Más elaboradas perifrásticamente y casi siempre con valor negativo en el que la palabra se utiliza como refuerzo de la expresión, podemos encontrar frases del tipo “le ronca la pinga [el tolete]”, “qué clase de pinga [morronga]”, “eso es tremenda pinga [morronga]” (la variante con estar, nuevamente, puede cambiar al paradigma positivo la expresión: “eso está [muy] de pinga”), “me cago en la pinga”, “no hay ni pinga” o “no comas [más][tanta] pinga”…

En el entorno de las cualidades o estados del sujeto hablante los usos pueden ser variables en signo: “ser un pinga”, por ejemplo, alude a cualidades negativas de quien es evaluado, falta de carácter o resolución; mientras que “estar de pinga”, aplicado a un sujeto o cosa, tiende a realzar la valoración positiva. En el caso de “ponerse de pinga” se alude a una transformación súbita de la conducta, para bien o para mal.
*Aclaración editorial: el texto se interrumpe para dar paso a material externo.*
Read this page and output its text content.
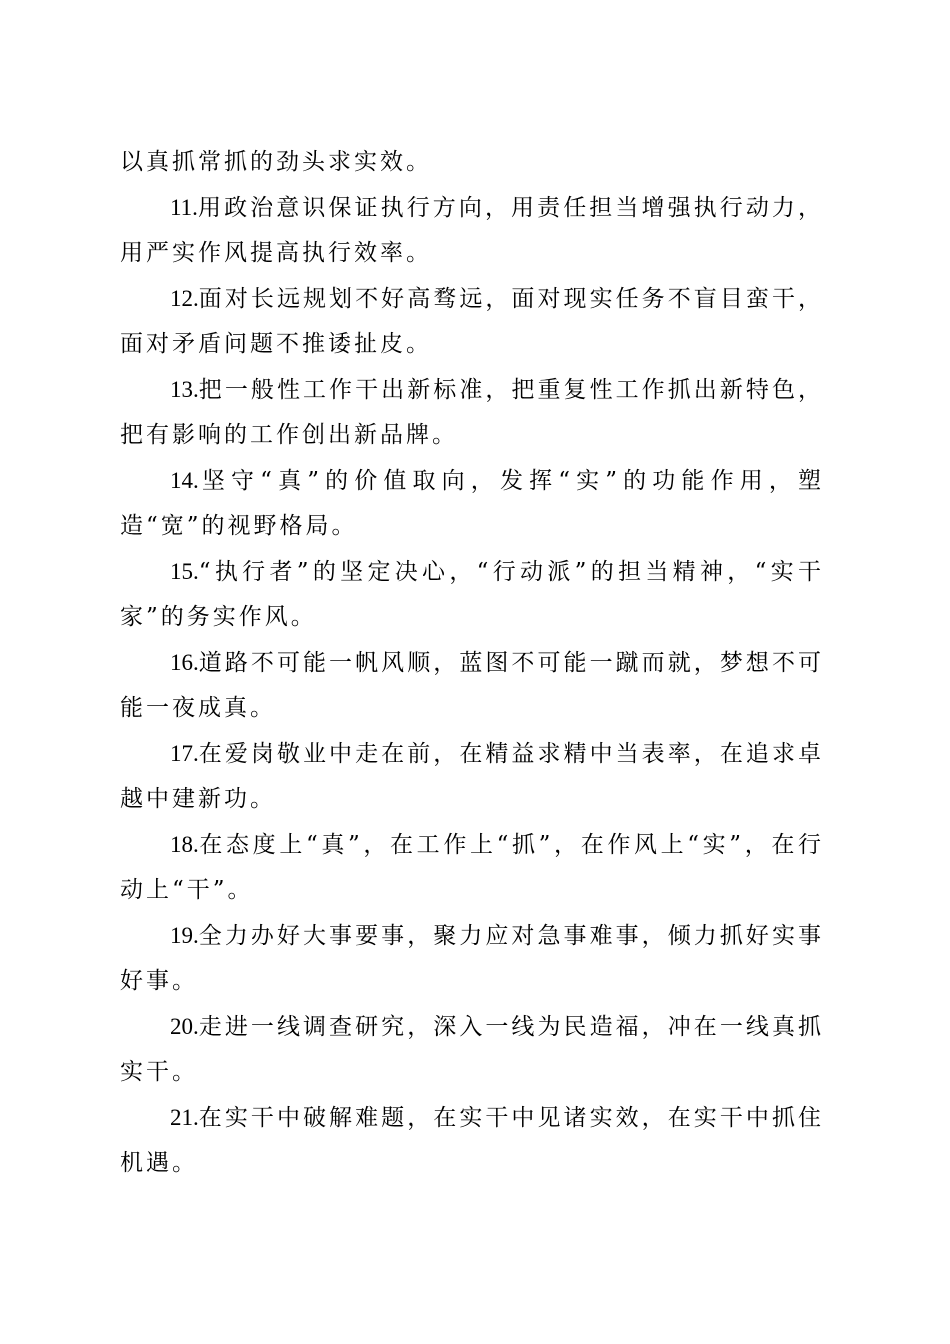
以真抓常抓的劲头求实效。

11.用政治意识保证执行方向，用责任担当增强执行动力，用严实作风提高执行效率。

12.面对长远规划不好高骛远，面对现实任务不盲目蛮干，面对矛盾问题不推诿扯皮。

13.把一般性工作干出新标准，把重复性工作抓出新特色，把有影响的工作创出新品牌。

14.坚守“真”的价值取向，发挥“实”的功能作用，塑造“宽”的视野格局。

15.“执行者”的坚定决心，“行动派”的担当精神，“实干家”的务实作风。

16.道路不可能一帆风顺，蓝图不可能一蹴而就，梦想不可能一夜成真。

17.在爱岗敬业中走在前，在精益求精中当表率，在追求卓越中建新功。

18.在态度上“真”，在工作上“抓”，在作风上“实”，在行动上“干”。

19.全力办好大事要事，聚力应对急事难事，倾力抓好实事好事。

20.走进一线调查研究，深入一线为民造福，冲在一线真抓实干。

21.在实干中破解难题，在实干中见诸实效，在实干中抓住机遇。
El término puede ser también centro de afirmación de quien habla en expresiones como “me sale de la pinga”, “a mí la pinga” o “la pinga pa to el mundo”.

Muy populares son los usos topológicos del término en expresiones como “te vas pa [casa de] la pinga [pal pingón]”, “eso queda en casa de la pinga” (un lugar del que no se quiere que uno regrese) o “me voy pa la pinga” (indicativo de resolución definitiva para marcharse de algún sitio).

Como decía al inicio, aunque parezca impropio, estos temas ocupan cada vez más a los lingüistas, conscientes del complejo componente cultural que media entre los procesos de afirmación o rechazo de determinados fenómenos de la lengua. Como muestra, los interesados en una aproximación más especializada al tema, no duden en acercarse a esta excelente investigación de mi colega Roxana Sobrino Triana, hija ilustre de Pedro Betancourt, y una de nuestras más encumbradas conocedoras de la… lexicografía. ¡Ese texto sí está de pinga!